Top 50 by MAD / Median
The live model-divergence leaderboard loads after the page hydrates. Rows are ranked by MAD / median of per-model iv_rmse across 8 calibrated pricing models. Regime universe (~124 symbols spanning single stocks, sector ETFs, and bond ETFs).
Methodology
Cross-model score = MAD(iv_rmse) / max(median(iv_rmse), ε) across 8 models (bates, bs, essvi, heston, kou, merton, sabr, vg). Filters per-fit: is_fallback = false, iv_rmse finite and positive, n_options ≥ 10. Symbols included only when ≥6 valid fits exist. MAD is robust to single-model outliers. Median RMSE is displayed as the absolute fit-quality column — read it alongside the dispersion score to distinguish "all models agree well" from "all models agree poorly." Sourced from regime_model_fits daily. Regime universe (~124 symbols spanning single stocks, sector ETFs, and bond ETFs).
Frequently Asked Questions
Why 8 models?
Each captures a different slice of market dynamics. Black-Scholes is the baseline. Heston adds stochastic vol. SABR parameterizes the smile. Merton and Kou add jumps. Bates combines Heston + jumps. Variance Gamma uses a subordinated Brownian motion for heavy tails. eSSVI parameterizes the surface itself. High agreement + good fit = clean surface. High agreement + poor fit = hard surface no model handles well. Disagreement = specific features some models capture and others miss.
Why MAD/median instead of standard deviation?
MAD is robust — unlike stddev, it is not inflated by one or two outlier fits. If 7 of 8 models fit similarly and one fails badly, stddev spikes but MAD barely moves, which matches the regime question we are asking.
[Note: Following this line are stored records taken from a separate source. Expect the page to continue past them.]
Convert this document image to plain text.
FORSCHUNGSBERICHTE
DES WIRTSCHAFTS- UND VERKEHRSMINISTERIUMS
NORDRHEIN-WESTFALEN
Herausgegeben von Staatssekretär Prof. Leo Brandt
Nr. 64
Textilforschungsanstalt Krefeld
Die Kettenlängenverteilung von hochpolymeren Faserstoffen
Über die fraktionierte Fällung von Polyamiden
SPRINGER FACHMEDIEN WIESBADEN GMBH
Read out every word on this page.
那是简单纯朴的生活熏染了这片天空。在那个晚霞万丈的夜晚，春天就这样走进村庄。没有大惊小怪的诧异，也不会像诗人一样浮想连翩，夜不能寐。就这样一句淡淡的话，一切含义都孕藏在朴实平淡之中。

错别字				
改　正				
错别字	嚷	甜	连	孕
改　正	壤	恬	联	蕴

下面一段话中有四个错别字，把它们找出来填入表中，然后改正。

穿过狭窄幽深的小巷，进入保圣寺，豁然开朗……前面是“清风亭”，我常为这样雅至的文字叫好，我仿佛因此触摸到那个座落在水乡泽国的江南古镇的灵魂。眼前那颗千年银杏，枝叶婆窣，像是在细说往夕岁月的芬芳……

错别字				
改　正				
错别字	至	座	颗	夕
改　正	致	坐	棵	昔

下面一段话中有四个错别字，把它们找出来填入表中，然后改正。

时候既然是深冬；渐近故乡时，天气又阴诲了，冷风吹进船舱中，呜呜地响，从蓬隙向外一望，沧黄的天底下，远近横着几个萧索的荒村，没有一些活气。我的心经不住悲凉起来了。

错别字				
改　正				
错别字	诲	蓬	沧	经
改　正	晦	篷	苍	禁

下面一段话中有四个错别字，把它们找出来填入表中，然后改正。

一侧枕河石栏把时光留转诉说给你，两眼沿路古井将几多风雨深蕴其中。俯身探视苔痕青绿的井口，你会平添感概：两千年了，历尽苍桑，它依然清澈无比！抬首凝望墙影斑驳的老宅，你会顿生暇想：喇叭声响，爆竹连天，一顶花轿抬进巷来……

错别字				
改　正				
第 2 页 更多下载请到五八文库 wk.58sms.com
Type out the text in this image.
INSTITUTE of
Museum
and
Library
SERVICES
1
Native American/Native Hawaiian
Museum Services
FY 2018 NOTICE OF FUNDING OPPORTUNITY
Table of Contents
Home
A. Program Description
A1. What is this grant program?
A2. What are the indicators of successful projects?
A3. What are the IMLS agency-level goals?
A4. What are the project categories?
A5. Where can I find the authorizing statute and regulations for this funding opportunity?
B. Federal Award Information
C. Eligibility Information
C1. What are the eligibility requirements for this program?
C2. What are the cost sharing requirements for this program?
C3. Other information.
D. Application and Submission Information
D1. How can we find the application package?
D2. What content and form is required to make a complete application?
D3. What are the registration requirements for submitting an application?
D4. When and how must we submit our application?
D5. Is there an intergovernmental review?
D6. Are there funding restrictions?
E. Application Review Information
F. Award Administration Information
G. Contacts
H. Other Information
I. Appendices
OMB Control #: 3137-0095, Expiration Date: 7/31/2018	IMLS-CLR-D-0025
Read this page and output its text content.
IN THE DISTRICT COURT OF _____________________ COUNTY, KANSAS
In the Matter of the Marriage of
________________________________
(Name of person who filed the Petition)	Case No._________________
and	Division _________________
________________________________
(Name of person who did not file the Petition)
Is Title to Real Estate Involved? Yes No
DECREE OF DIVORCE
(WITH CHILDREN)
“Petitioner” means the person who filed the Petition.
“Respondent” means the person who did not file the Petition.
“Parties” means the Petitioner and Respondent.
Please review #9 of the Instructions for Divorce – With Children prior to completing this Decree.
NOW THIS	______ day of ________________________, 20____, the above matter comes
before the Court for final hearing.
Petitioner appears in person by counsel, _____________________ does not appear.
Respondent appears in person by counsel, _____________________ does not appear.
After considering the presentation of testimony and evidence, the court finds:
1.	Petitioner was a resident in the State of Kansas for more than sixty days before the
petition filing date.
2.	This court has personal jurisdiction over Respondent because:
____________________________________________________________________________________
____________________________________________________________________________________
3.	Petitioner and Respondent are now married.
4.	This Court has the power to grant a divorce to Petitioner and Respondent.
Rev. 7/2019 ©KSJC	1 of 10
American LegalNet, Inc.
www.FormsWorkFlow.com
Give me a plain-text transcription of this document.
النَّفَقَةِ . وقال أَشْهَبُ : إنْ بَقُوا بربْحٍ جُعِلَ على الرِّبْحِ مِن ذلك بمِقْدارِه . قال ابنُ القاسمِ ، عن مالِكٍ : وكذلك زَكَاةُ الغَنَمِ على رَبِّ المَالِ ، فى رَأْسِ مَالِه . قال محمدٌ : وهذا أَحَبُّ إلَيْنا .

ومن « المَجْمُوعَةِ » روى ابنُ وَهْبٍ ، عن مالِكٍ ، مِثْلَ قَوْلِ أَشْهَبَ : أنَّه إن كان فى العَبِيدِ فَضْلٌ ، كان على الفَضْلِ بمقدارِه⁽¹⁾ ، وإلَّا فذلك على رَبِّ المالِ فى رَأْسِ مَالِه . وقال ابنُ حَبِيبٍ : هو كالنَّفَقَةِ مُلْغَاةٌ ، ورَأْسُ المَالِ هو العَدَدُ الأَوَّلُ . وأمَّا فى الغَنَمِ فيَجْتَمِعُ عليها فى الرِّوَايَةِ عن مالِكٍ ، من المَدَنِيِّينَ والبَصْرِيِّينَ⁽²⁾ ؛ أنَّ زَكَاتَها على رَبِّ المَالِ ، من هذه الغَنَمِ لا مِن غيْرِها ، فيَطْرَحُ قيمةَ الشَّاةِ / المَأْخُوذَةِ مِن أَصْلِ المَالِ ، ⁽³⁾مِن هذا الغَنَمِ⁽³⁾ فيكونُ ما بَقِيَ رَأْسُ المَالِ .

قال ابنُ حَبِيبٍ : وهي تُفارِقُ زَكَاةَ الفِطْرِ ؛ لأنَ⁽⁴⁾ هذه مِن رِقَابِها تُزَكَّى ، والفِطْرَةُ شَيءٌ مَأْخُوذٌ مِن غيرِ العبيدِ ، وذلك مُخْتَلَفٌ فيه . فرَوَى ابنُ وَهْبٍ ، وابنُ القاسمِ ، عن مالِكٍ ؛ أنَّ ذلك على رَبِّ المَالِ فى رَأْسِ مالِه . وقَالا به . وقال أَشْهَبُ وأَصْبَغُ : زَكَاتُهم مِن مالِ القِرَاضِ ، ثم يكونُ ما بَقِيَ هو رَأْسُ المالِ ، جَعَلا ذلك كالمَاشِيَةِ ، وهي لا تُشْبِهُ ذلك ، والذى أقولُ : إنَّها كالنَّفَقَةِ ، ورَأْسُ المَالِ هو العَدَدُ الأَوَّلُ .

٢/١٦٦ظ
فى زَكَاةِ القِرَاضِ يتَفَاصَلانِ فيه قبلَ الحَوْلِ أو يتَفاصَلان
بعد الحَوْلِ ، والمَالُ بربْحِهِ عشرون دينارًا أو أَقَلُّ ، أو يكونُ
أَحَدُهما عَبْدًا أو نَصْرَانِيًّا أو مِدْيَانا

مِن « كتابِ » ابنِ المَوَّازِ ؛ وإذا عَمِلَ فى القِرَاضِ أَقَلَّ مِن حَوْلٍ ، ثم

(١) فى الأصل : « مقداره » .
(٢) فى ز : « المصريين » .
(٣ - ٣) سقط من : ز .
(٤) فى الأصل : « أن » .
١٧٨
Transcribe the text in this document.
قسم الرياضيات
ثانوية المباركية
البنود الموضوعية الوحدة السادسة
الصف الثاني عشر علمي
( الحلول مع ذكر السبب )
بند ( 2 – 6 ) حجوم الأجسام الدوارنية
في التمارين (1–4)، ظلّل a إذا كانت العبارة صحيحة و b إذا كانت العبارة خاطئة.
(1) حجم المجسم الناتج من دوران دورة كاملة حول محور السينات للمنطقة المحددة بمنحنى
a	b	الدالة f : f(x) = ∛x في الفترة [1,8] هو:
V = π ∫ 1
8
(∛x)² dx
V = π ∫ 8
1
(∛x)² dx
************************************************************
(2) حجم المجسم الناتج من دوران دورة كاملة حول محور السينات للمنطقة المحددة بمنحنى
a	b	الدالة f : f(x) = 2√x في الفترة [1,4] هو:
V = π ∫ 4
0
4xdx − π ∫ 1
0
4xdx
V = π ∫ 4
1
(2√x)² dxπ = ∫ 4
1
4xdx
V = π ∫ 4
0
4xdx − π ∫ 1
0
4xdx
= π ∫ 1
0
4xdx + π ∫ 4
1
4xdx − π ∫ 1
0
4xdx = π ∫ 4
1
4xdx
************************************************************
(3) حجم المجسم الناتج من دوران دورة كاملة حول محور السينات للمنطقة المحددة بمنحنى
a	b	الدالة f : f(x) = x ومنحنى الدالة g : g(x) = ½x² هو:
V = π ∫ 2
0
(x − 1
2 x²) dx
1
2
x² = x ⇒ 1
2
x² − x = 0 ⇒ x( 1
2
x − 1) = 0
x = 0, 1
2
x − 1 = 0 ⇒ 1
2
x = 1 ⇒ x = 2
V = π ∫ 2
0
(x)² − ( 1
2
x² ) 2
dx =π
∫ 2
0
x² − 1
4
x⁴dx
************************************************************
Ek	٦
What does the best-fit model tell me?
Which model currently explains the surface best. Heavy-tailed models (Kou, Bates) fitting best = surface has jump-like features. Smooth models (BS, eSSVI) fitting best = smoothly-behaved surface. Changes in which model fits best over time are themselves a regime signal.
Why ~124 symbols?
The regime pipeline runs a full 8-model calibration per symbol, which is computationally expensive. We currently run it across a curated universe of ~124 names covering major single stocks, sector ETFs (XLF, XLY, XLE, etc.), and bond ETFs (TLT, IEF, LQD). Each symbol is categorized into one scope (bellwether / sector / fixed_income / etc.) in regime_daily, but the screener reads across all scopes so coverage is uniform. Expanding the universe is an ops decision, not a data-availability issue.